Life Cycle of an Entity Bean

Figure 8.5 shows a simplified state diagram of an entity bean instance.

Figure 8.5. Simplified life cycle of an entity bean instance.


The following paragraphs describe the life cycle of an entity bean instance.

Initially, the bean instance does not exist.

Your bean instance's life cycle starts when the container creates the instance using Class.newInstance() and then calls the setEntityContext method. Now the instance enters a pool of available instances. An instance in the pooled state is not associated with any particular entity object identity. All instances in the pooled state are identical.
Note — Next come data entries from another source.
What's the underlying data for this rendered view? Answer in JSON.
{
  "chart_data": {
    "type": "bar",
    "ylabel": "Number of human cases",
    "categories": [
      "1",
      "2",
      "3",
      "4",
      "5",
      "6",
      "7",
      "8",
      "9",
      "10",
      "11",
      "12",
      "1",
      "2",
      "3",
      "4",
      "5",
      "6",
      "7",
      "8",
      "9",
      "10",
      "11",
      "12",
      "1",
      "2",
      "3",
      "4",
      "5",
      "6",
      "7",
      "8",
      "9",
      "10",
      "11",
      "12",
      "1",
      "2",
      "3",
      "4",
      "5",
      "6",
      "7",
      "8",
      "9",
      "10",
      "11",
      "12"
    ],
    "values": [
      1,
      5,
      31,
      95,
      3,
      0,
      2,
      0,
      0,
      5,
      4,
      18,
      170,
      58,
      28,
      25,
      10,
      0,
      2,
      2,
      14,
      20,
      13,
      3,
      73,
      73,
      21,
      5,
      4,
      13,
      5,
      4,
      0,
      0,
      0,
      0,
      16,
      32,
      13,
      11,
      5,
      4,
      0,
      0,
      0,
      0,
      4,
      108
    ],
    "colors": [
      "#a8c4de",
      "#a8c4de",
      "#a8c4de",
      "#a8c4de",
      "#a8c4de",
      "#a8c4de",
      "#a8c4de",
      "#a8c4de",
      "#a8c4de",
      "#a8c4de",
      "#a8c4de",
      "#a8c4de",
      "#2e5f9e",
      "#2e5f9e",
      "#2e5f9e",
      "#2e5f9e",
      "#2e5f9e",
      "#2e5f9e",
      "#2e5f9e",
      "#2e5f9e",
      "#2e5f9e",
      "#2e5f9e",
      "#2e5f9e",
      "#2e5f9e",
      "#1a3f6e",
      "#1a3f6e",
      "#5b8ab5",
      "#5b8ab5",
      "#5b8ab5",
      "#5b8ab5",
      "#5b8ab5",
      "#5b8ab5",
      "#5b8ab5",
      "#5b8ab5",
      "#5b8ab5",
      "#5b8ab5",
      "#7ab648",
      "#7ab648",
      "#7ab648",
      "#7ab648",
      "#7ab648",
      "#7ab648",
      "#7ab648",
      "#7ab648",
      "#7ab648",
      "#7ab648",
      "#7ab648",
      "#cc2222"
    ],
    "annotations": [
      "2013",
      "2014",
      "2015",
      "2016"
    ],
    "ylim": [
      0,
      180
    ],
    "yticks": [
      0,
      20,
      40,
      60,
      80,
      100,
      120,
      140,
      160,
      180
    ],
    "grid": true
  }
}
While the instance is in the pooled state, the EJB container may use the instance to execute any of the entity bean's finder methods or home methods.

Your bean instance moves from the pooled state to the ready state when the container selects that instance to service a client call to an entity object. There are two paths from the pooled stage to the ready stage. On the first path, the client invokes the create method, causing the EJB container to call the ejbCreate and ejbPostCreate methods. On the second path, the EJB container invokes the ejbActivate method.

While in the ready state, the instance is associated with a specific entity object identity. The container calls business methods on the instance, based on the client call. The EJB container also can synchronize the state of the instance with the database using methods ejbLoad and ejbStore.

Eventually, the EJB container will transition the instance to the pooled state. This happens when the client calls the remove method, which causes the EJB container to call the ejbRemove method. Second, the EJB container might call the ejbPassivate method.

At the end of the instance's life cycle, the EJB container removes the instance from the pool and invokes the unsetEntityContext method.

Note

In bean-managed persistence, when the EJB container moves an instance from the pooled state to the ready state, it does not automatically set the primary key. Therefore, the ejbCreate and ejbActivate methods must set the primary key.